Wednesday, May 05, 2004

Low Standards

Every morning on the London Underground, I witness the same strange herd-mentality amongst commuting desk-jockeys. 90% of my fellows Londoners are engrossed in the filthy gutter-press rag Metro. I know it’s free, but a freebie is no excuse for allowing your brain to rot by reading hollow lifestyle puff pieces, whilst trying to avoid being blinded by bright orange Easyjet ads.

The other 10% of them are buried in crap fiction like “Miss DumBitch’s Hilarious Vignettes about Hangovers and Getting Cock” or whatever the shite chick-lit du jour being pimped by Waterstone’s this month is, but I digress.

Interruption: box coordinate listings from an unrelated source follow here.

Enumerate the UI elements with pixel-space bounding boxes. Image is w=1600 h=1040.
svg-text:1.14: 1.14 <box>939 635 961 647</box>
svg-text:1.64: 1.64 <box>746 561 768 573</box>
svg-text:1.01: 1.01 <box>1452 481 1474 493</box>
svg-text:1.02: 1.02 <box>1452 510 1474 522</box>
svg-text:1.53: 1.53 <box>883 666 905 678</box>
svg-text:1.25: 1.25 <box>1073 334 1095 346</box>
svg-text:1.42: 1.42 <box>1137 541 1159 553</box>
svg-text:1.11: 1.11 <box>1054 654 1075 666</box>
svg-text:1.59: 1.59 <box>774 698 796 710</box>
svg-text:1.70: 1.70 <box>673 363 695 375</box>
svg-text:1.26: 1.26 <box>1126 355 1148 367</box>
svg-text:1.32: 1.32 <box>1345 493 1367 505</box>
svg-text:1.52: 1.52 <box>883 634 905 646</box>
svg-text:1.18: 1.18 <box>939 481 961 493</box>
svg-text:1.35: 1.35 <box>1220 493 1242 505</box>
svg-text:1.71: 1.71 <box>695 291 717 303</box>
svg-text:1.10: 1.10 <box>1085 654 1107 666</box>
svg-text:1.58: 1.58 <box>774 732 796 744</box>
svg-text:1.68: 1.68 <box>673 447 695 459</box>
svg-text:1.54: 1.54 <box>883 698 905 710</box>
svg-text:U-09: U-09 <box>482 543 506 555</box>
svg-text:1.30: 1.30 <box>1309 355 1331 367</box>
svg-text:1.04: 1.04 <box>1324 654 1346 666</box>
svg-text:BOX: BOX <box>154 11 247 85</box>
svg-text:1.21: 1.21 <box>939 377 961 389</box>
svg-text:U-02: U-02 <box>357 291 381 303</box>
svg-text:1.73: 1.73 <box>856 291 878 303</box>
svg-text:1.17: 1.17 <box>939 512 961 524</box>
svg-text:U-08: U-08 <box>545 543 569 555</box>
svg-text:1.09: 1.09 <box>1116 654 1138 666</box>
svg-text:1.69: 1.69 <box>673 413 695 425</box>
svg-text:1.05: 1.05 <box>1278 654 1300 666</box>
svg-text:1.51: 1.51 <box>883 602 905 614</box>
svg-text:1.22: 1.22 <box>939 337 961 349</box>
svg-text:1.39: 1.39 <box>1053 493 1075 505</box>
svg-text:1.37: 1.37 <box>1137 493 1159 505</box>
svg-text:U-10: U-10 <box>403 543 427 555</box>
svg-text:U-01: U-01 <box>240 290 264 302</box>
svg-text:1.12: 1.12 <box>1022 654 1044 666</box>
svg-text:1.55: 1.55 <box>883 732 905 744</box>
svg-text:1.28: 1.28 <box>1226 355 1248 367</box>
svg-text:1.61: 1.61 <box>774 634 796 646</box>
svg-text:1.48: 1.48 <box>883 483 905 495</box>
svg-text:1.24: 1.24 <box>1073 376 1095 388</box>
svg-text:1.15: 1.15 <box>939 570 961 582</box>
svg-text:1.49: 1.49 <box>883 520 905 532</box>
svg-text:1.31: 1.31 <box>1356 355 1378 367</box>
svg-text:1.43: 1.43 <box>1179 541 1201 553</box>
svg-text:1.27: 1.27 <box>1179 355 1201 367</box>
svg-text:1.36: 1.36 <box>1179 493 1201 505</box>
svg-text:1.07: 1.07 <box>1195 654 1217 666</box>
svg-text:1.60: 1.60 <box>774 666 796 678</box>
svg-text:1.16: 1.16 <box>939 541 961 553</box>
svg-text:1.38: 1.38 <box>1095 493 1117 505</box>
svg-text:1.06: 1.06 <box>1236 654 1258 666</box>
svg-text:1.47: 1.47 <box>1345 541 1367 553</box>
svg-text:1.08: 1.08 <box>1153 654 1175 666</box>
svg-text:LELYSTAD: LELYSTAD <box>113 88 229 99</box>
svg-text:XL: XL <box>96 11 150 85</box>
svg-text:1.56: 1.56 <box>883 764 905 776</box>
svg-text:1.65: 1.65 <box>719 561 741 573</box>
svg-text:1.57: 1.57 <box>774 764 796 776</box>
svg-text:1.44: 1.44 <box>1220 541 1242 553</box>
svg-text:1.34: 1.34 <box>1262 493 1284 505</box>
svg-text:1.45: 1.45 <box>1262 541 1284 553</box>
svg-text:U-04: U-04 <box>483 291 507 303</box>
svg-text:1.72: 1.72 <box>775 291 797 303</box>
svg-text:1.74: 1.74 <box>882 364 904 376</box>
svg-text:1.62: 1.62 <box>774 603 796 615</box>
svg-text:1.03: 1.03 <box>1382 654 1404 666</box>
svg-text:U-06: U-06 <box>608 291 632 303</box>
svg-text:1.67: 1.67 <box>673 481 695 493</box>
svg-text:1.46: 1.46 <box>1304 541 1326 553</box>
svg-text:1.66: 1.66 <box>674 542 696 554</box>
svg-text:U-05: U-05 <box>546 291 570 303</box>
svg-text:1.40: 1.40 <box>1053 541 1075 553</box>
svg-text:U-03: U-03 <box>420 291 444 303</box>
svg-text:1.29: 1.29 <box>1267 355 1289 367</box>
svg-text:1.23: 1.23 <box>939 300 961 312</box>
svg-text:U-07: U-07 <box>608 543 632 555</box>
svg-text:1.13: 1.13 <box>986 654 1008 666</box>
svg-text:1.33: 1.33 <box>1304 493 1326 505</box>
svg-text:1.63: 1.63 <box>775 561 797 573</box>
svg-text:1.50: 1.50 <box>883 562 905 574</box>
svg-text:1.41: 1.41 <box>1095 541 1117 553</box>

At the other end of the day, the commute home seems to involve a similar percentage of people fouling themselves by reading the London Evening Standard. And what a hunk of crap that paper is. Maybe I’m just looking through the rose-tinted Ray-Bans of nostalgia, but I’m sure the Standard wasn’t always this odious.

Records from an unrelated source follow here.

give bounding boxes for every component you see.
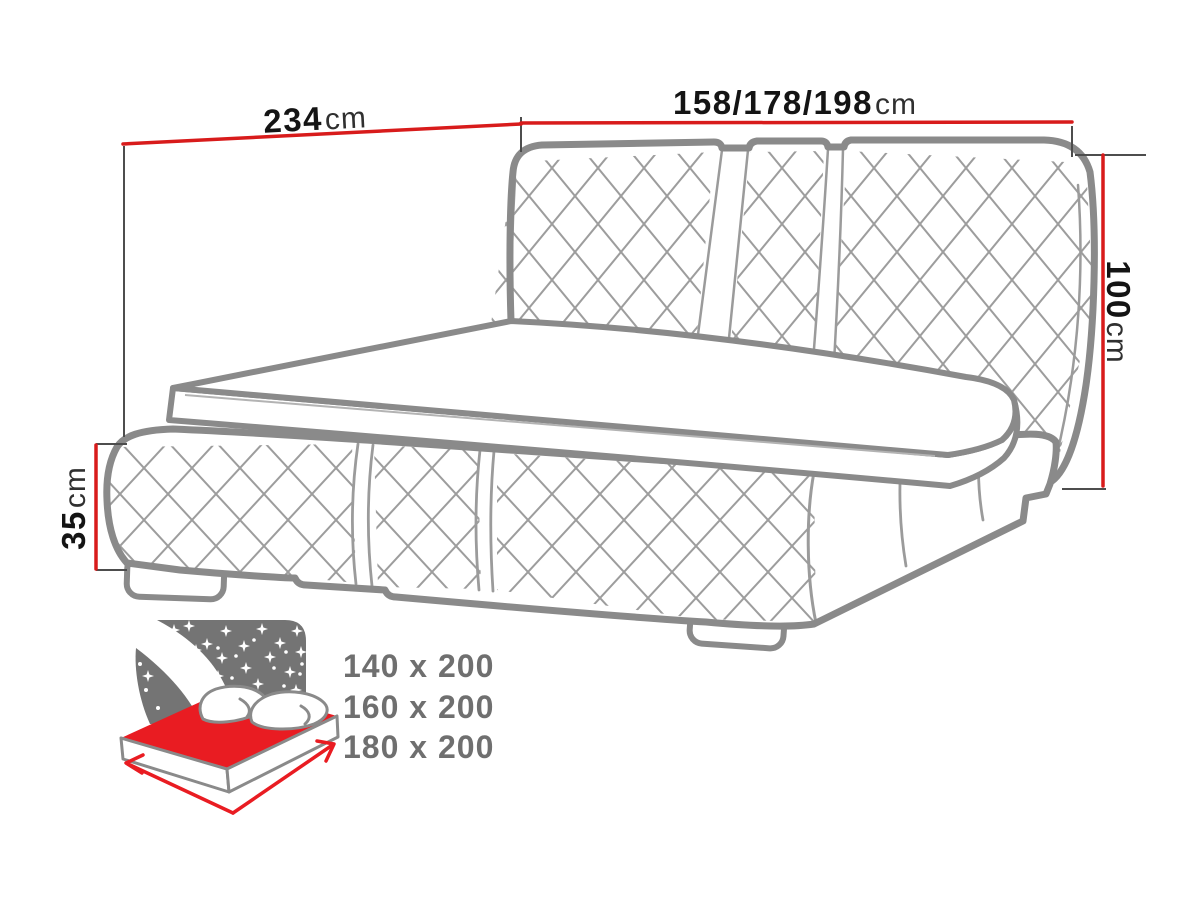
size-option-160x200: 160 x 200 <box>343 687 494 728</box>
star-dot <box>284 650 288 654</box>
star-dot <box>234 654 238 658</box>
size-option-140x200: 140 x 200 <box>343 646 494 687</box>
height-unit: cm <box>1100 322 1133 364</box>
star-dot <box>300 662 304 666</box>
dimension-label-height: 100cm <box>1101 260 1135 364</box>
size-option-180x200: 180 x 200 <box>343 727 494 768</box>
star-dot <box>230 676 234 680</box>
star-dot <box>298 672 302 676</box>
height-value: 100 <box>1100 260 1137 320</box>
star-dot <box>183 640 187 644</box>
star-dot <box>156 706 160 710</box>
star-dot <box>252 638 256 642</box>
width-dimension-line <box>521 122 1072 123</box>
mattress-size-bed-icon <box>121 620 338 813</box>
star-dot <box>282 684 286 688</box>
bed-dimension-diagram: 234cm 158/178/198cm 100cm 35cm 140 x 200… <box>0 0 1200 900</box>
right-pillow <box>251 692 327 729</box>
dimension-label-width: 158/178/198cm <box>673 86 917 120</box>
dimension-label-frame-height: 35cm <box>57 466 91 550</box>
length-unit: cm <box>324 101 368 136</box>
length-value: 234 <box>262 100 323 140</box>
mattress-size-list: 140 x 200 160 x 200 180 x 200 <box>343 646 494 768</box>
frame-height-value: 35 <box>55 510 92 550</box>
star-dot <box>198 653 202 657</box>
star-dot <box>138 662 142 666</box>
star-dot <box>144 688 148 692</box>
star-dot <box>272 666 276 670</box>
star-dot <box>216 646 220 650</box>
frame-height-unit: cm <box>59 466 92 508</box>
width-unit: cm <box>875 88 917 121</box>
width-value: 158/178/198 <box>673 84 873 121</box>
bed-drawing-canvas <box>0 0 1200 900</box>
dimension-label-length: 234cm <box>262 99 367 138</box>
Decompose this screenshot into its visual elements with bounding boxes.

I don’t ever buy the bloody thing, but I can’t help but glance at it over people’s shoulders every now and then. And when I do, I wish I had the eyes of Ray Charles to protect me.

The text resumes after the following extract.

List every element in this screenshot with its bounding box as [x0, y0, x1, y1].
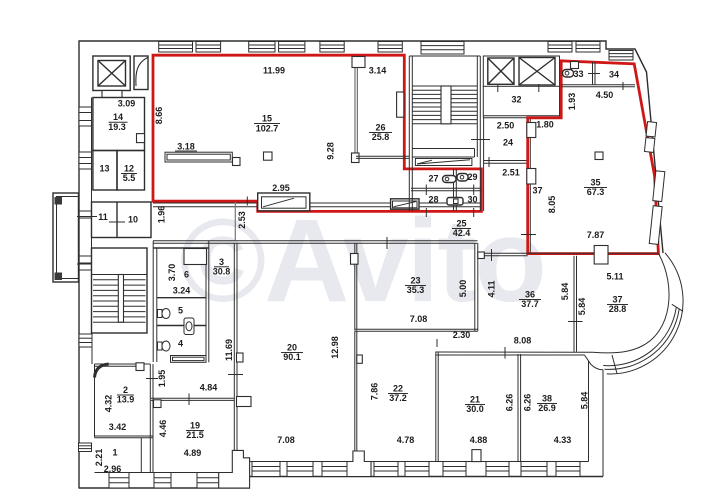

Page after page of not-particularly-newsworthy minutiae, the obligatory coverage of the latest Leicester Square film premiere, the heart-blackening slice-of-life tales, Brian Sewell…just pointless cack. But I can live with all that. What I really object to is the excessive scaremongering by co-opting Bush’s nebulous concept of “terrorism”. The front page screeches variations on “TUBE TERROR SCARE” in bland fonts, with irritating regularity. We know the inherent risks of living and working in a city that is targeted by a bunch of extremists (like Tony Blair), but we don’t need to have mass hysteria whipped up every time someone leaves a bag on the Tube. It’s irresponsible to terrorise your own citizens like that. Nothing wrong with measured and well-considered caution and awareness, but Standard journalism doesn’t fit into this category.

Amongst the national newspapers we have a broad range of formats, content and viewpoints, and we all have the option to choose one from the selection. The tabloids might just be the tits-and-bingo papers, but they don’t pretend to be anything else. And if you do want something else, there is a choice.

Our city has only one single, solitary daily paper, and it’s evil, lowest-common-denominator shit. London is one of the greatest cities in the world, and we should have a great newspaper that reflects that. Are Londoners not under-stimulated and bullshitted enough in their working days that they need to pay for the privilege of being intellectually shat on on their way home?